The power of suggestion

I was poring over some information on a new drug I was going to start when I ran across a fascinating table. It was listing the incidence of side effects with the drug as opposed to the group on the placebo. It was no surprise to find the drug had some side effects,what did surprise me was how there were side effects ascribed to the placebo as well. All of the instances of dizziness, upset stomachs, dry mouth, etc. in the placebo group had to have been caused by something else and yet I’m sure that those people blamed the pill they were taking because they were being asked about it. When they fill in the questionnaire about effects of the pill, any old thing that happened would be the pill’s fault.

Man, if I were in a study like that, I’d go crazy. I’m sure I would constantly try to outguess the study, to try to figure out if I got the placebo or not. Hell, I do that every day with MS. Any little twinge I feel I start to wonder if it is the MS or something else. It’s one of the more maddening aspects of this disease, it could manifest itself in almost any way.

My doctor threw in another wild card for me yesterday. I had just started to take some samples of the pill I mentioned earlier and I was talking to him about how it affected me. One thing that I noticed was how hungry I felt when I took the pill. That confused me because I thought that stimulants were supposed to suppress appetites. I haven’t really felt hungry for a long time now. I do feel the effects of being hungry, but I don’t really feel hungry if you know what I mean. One other thing that I mentioned was several times during the past week I suddenly felt as though I was on the verge of tears without knowing why. I wasn’t sad, or morose or anything, and the feeling passed fairly quickly. Still, it was unnerving. I figured it was a side effect of the pill. The doc pointed out that if I had felt that on a day I hadn’t taken the pill it wasn’t the pill. Hmmm..

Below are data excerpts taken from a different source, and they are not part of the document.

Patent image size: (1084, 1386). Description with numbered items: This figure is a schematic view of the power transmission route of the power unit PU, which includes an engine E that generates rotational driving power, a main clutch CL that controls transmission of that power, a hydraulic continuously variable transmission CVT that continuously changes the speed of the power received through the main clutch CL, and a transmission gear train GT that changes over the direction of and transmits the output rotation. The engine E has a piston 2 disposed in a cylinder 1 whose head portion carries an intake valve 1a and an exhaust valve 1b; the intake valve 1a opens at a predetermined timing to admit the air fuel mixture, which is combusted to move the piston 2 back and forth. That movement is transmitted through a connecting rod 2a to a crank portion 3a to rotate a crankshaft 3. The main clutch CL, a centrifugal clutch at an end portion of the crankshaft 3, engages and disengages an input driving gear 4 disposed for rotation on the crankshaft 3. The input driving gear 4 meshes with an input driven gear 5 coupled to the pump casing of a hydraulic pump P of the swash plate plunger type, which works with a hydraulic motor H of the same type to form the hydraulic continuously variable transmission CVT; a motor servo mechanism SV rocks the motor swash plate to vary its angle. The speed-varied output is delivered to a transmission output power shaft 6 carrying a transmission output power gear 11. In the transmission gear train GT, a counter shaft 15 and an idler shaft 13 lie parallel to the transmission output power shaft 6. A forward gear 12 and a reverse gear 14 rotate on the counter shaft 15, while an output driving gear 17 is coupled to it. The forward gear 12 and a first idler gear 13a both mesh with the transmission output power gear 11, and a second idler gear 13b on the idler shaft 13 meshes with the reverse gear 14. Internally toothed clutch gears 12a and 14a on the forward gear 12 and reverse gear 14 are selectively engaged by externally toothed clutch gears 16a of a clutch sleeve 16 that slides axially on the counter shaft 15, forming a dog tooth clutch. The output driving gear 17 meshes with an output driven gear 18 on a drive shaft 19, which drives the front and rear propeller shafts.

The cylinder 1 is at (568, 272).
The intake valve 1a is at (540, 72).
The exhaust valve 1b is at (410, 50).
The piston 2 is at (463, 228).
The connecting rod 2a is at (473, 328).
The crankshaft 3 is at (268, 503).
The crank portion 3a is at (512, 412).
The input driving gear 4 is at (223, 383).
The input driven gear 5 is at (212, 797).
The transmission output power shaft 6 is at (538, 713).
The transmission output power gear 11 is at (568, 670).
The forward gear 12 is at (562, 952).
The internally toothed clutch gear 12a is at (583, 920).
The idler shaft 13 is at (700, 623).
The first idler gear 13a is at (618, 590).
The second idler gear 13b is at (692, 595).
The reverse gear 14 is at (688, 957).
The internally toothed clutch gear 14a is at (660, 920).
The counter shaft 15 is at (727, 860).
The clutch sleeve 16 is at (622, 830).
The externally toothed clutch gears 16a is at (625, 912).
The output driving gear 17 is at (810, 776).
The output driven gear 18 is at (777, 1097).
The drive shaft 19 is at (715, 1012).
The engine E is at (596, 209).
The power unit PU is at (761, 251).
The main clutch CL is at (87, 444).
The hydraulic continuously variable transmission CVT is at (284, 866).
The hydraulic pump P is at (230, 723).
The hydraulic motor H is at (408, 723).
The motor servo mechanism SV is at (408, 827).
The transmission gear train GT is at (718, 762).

He mentioned some syndrome about as long as my arm that described patients with lesions in the frontal lobe experiencing the physical aspects of emotions without feeling the emotion itself. Ugh. He checked my latest MRI and said he didn’t see any evidence of that. Whew!

Then he asked, “Do you think you’re depressed?” Well no, not really. He said that some of the symptoms fit, tiredness, cloudy thinking, lack of appetite, desire to sleep all the time… On top of that he also told me that some tremendous number of MS patients are also clinically depressed. Sometimes that’s from coping with a chronic condition, but other times it can actually stem from physical changes in the brain.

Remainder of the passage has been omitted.